Terminei a leitura do segundo volume do «Jean Christophe»; é um prazer acompanhar a narrativa de vida deste personagem, ajuda-me a refletir sobre alguns traços do meu comportamento, incentiva-me a não desistir, a não ceder a tudo, a dizer não ao comodismo e ao fácil. A leitura de alguns livros desperta-me da modorra, alarga-me o horizonte cognitivo.
        Quem sou eu? Uma pessoa razoável, sonhadora, que vive mais por dentro de si próprio do que na materialidade do tempo. Estudante de filosofia, sobretudo interessado no estudo de si próprio mais que na acumulação do saber. Sem grande calo de experiências, mas calejado de sonhos e mistérios. Ambições políticas ou sociais não me alimentam. Pretendo tão só acabar o curso e dar aulas com empenho, sabendo que não poderei alterar o curso do ensino ou do mundo.
        Esforço-me por manter uma certa distância em relação às paixões do mundo, querendo assim criar um estado de espírito sereno mas atento. Esforço-me por defender a minha independência para poder viver as dimensões de plenitude da vida.
        Politicamente, continuo a considerar o socialismo democrático a alternativa mais séria de se reformar a sociedade, mas não ponho nisso muita paixão, pois os absolutos não existem e a condição humana não permite ilusões. A nível religioso, reconheço-me com uma tendência mística, mesmo quando não creio. Não busco nenhuma experiência religiosa extraordinária, mas existem palavras e narrativas que me emocionam, me comovem, me aprofundam. Soluções definitivas para a questão da existência de Deus são utopias sempre adiadas.
        Desejo deixar de comparar tanto as coisas com padrões absolutos, o que me tem impedido de viver mais o presente.
Vivo concentrado no meu amor. O resto é insignificante ao nível mais ontológico da vida. Entretanto, há coisas a fazer, e eu faço-as. Alimento-me, leio, medito, corro, convivo, estudo, ouço música. Mas a essência da vida identifico-a com o amor pela Fátima.

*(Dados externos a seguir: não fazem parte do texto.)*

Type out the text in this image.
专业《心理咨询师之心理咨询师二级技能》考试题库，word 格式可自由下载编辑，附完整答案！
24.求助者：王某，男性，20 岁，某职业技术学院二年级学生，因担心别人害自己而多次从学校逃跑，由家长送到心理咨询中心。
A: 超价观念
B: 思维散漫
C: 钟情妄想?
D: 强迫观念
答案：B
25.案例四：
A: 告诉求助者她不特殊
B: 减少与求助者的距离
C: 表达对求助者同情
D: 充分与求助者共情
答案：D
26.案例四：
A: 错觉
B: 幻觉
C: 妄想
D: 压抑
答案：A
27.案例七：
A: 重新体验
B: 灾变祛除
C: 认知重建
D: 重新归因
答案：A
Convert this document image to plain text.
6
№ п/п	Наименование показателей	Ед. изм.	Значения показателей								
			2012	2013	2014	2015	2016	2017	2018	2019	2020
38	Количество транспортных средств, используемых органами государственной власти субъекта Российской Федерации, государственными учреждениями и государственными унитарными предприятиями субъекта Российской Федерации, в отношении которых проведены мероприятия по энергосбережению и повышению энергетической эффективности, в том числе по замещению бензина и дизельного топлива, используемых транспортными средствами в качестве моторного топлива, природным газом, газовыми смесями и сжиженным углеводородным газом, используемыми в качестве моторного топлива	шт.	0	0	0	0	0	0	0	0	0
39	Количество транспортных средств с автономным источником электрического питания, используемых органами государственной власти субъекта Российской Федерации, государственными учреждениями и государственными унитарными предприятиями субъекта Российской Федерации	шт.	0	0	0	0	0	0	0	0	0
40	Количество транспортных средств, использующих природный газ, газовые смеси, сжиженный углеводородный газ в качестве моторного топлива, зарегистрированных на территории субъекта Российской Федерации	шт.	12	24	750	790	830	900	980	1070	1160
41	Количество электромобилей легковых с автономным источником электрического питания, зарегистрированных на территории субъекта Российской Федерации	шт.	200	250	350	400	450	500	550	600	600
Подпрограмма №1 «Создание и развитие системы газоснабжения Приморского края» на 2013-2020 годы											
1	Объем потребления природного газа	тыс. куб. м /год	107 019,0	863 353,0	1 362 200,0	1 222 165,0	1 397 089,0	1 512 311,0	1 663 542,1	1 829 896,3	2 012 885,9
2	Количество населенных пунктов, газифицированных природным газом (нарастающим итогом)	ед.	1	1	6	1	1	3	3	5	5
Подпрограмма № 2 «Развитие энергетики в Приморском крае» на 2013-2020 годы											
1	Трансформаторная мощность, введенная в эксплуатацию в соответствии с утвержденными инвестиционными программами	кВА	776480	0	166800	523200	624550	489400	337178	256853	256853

Sei que os demónios interiores, entretanto adormecidos, voltarão a rasgar a alma. Que a melancolia me acompanhará, mais latente ou mais latejante. Que o impulso sensual me acordará de noite com as suas exigências. Que, pelas ruas da cidade, pelos bancos da faculdade, farejarei o perfume de uma mulher apetecível. Sei de tudo isto. Mas há agora uma verdade a sustentar-me no fio da navalha.